National security is all encompassing. “Security affairs are not only confined to the military, police, intelligence, and other law enforcement agencies as many people assume.

Issues of national security have both military and nonmilitary dimensions. It operates (through) the military border, geostrategic, demographic, cyber, resources, information, and many areas relating to socio-economic matters.

“This is the reason we engage kinetic, non-kinetic, and other generally accepted means in the efforts to resolve the security challenges confronting our great nation.

The National Counterterrorism Centre is engaged in a whole of government and whole of society approach in order to drive home the significance of contribution of every strata of the Nigerian economy in the fight against the enemies of the Nigerian state.

“This meeting is to enable us draw from your wealth of knowledge and experience with the hope to spark a conversation that will set tangible agenda for the government, political leaders, and policymakers, and also offer guides for informed decision-making, national planning, and implementation of laudable projects and programs for national reconstruction and attainment of sustainable development.”
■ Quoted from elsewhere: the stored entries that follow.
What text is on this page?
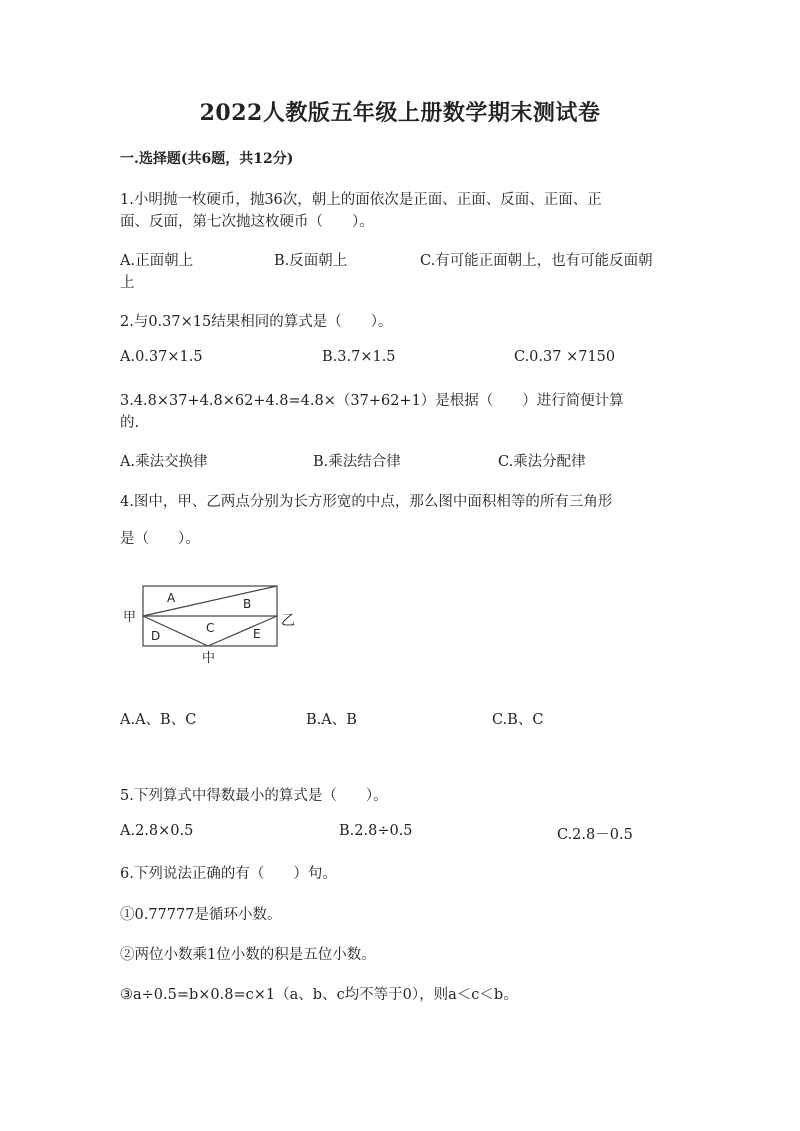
2022人教版五年级上册数学期末测试卷
一.选择题(共6题，共12分)
1.小明抛一枚硬币，抛36次，朝上的面依次是正面、正面、反面、正面、正
面、反面，第七次抛这枚硬币（　　）。
A.正面朝上	B.反面朝上	C.有可能正面朝上，也有可能反面朝
上
2.与0.37×15结果相同的算式是（　　）。
A.0.37×1.5	B.3.7×1.5	C.0.37 ×7150
3.4.8×37+4.8×62+4.8=4.8×（37+62+1）是根据（　　）进行简便计算
的.
A.乘法交换律	B.乘法结合律	C.乘法分配律
4.图中，甲、乙两点分别为长方形宽的中点，那么图中面积相等的所有三角形
是（　　）。
甲	乙
中
A	B
C
D	E
A.A、B、C	B.A、B	C.B、C
5.下列算式中得数最小的算式是（　　）。
A.2.8×0.5	B.2.8÷0.5	C.2.8－0.5
6.下列说法正确的有（　　）句。
①0.77777是循环小数。
②两位小数乘1位小数的积是五位小数。
③a÷0.5=b×0.8=c×1（a、b、c均不等于0），则a＜c＜b。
He added: “Since the rise of the Boko Haram insurgency in north-eastern Nigeria in 2009, the country’s insecurity is exacerbated by terrorism, violent extremism, banditry, secessionist agitations and other forms of organised crimes.

“It is with the deliberate intent to address terrorism that warranted the signing into law the Terrorism Prevention Act. The Act necessitated the establishment of the Counterterrorism Centre in 2012 as a directorate in the Office of the National Security Advisor.”

Also speaking, the Special Adviser, Strategic Communication, ONSA, Zakari Mijinyawa, noted that: “Decisions of the media on what to report, how to report it, and when to report it can have profound implications, both intended and unintended.”